After ISCKON Temple we went to the Qutub Minar! I loved this place! The Qutub Minar was built in 1193 and is the tallest stone tower in India (234 feet high with 376 steps!) Below the tower is the Quwwat-ul-Islam, the first Muslim mosque in India. The Muslims built this mosque after defeating the Hindu Chauhan dynasty, so there is a mixture of Muslim architecture with remains from the demolished 27 Hindu and Jain temples and shrines. The details on the arches were so beautiful! The mosque was in ruins, but you could still imagine how grand it must have been.





  
Khan Chacha is one of the best places we have eaten. It felt like a small In-N-Out, but with kabobs instead of hamburgers. The menu only had chicken or mutton (either lamb or goat) that they grill in the window next to you, with the option to get it in a roll (like a wrap), or kabob style. Having grilled food was amazing! We don’t have a grill in our house, they don’t barbeque much. We ended up going back to Khan Chacha the next day for lunch too. Here’s a picture of us enjoying our rolls a little too much!

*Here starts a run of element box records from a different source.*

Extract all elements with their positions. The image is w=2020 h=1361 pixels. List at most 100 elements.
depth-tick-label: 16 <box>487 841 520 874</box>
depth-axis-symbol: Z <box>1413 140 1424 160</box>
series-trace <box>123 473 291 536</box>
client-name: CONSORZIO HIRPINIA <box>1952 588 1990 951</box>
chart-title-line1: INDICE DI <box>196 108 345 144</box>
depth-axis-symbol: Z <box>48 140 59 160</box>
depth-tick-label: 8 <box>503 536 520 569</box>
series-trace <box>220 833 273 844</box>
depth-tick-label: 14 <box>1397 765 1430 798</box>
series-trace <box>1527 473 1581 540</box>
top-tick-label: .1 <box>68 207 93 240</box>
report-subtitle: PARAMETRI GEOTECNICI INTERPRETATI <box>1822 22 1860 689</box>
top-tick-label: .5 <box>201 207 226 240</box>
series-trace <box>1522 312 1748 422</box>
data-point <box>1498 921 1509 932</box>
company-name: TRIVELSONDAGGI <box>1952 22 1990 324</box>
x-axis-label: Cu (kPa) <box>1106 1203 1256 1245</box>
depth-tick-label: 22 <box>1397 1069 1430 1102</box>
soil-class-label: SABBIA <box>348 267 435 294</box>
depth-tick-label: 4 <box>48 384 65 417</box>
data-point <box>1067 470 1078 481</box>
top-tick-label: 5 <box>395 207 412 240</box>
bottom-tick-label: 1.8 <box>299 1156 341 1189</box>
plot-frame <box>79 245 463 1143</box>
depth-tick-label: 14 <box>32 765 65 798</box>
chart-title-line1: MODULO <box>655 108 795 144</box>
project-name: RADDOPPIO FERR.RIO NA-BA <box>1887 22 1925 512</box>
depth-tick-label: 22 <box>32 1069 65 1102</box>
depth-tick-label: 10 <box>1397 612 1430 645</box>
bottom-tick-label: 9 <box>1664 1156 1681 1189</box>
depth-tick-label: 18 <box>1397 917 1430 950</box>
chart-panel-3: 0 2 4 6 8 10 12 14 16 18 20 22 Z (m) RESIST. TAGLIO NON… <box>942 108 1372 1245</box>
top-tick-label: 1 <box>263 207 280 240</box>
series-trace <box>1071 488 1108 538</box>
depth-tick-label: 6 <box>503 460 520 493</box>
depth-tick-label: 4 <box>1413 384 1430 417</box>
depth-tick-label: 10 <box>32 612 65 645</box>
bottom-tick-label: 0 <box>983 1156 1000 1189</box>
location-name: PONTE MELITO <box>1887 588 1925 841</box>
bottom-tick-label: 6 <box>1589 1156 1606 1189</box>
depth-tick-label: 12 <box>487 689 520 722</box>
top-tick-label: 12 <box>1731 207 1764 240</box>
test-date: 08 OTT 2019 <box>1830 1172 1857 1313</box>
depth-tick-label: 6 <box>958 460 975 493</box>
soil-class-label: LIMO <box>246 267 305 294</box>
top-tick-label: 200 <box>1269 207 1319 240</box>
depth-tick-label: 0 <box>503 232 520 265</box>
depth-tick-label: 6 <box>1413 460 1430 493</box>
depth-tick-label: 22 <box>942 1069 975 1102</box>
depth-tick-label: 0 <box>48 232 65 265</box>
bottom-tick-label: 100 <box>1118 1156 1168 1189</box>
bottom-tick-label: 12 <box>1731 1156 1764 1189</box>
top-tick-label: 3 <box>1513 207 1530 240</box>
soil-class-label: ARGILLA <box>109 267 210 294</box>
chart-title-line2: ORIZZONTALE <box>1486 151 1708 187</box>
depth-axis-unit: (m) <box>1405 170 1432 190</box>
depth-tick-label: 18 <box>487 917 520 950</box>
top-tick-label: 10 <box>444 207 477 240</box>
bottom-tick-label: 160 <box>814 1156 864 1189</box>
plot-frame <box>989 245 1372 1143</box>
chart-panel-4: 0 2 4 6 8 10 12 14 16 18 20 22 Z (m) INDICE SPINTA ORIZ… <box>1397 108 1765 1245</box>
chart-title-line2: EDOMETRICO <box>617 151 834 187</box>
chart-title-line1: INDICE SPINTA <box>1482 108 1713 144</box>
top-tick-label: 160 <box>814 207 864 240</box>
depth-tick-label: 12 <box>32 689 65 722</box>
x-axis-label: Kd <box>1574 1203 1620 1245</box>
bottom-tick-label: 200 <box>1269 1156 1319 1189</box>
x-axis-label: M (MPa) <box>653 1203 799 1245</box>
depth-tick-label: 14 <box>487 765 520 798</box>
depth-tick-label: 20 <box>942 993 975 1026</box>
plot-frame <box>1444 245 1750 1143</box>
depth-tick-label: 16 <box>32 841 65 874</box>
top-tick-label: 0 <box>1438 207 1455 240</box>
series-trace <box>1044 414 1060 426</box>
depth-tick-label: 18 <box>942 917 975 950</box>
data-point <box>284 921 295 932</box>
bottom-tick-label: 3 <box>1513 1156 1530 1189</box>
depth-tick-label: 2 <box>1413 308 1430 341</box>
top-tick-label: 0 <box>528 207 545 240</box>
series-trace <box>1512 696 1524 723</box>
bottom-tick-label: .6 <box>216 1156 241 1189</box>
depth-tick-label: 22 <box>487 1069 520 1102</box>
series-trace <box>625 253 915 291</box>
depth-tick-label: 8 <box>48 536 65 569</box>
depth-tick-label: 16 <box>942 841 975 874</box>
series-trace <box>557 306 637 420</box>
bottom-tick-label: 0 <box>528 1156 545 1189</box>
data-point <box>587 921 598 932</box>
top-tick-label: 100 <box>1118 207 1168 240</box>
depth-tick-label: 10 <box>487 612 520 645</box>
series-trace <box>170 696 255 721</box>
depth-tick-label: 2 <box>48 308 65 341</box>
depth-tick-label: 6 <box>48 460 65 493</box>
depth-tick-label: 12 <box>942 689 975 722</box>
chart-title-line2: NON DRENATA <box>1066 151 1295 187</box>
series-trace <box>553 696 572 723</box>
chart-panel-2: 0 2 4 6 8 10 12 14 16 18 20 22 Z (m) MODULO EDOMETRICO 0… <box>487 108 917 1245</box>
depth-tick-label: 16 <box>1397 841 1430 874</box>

Humayun’s Tomb was amazing! It was built in the middle of the 16th Century by Humayun, the Moghul emperor. It was made of sandstone and white marble, surrounded by gardens divided into four parts with water channels (the Moghul’s typical design). The marble dome was also the first dome within a dome. It was so beautiful and nicely preserved on the outside.
  
Next we went to the National Gandhi Museum was small and simple, but very meaningful. Gandhi’s quotes covered the walls with pictures from the beginning to end of his life. A few of his belongings such as shoes, clothes, glasses, books, walking stick during the Salt March, and more were on display, emphasizing his simple life. There were descriptions of key events in his life and an entire exhibit on his death with his blood stained clothes. Next we went to the Raj Ghat, Gandhi’s cremation site, which is now a national shrine. His last words, “Hai Ram” (Oh, God) are inscribed on a large slab of black marble decorated with flowers and with an eternal flame burning. We also went to the Gandhi Smriti, the place Gandhi was staying when he was assassinated. There is a trail of footsteps in the back garden leading up to the place he was assassinated on his way to a prayer meeting. His room is just as he left it, with only 11 items.
We walked through the Crafts Museum with handmade crafts and people drawing and painting outside. There were some really pretty blankets that Rianne bought that were being made right in front of us! Lastly, we went to Lodi Garden for a walk in the park to top off our day. We got some ice cream and saw the mausoleum of Muhammad Shah.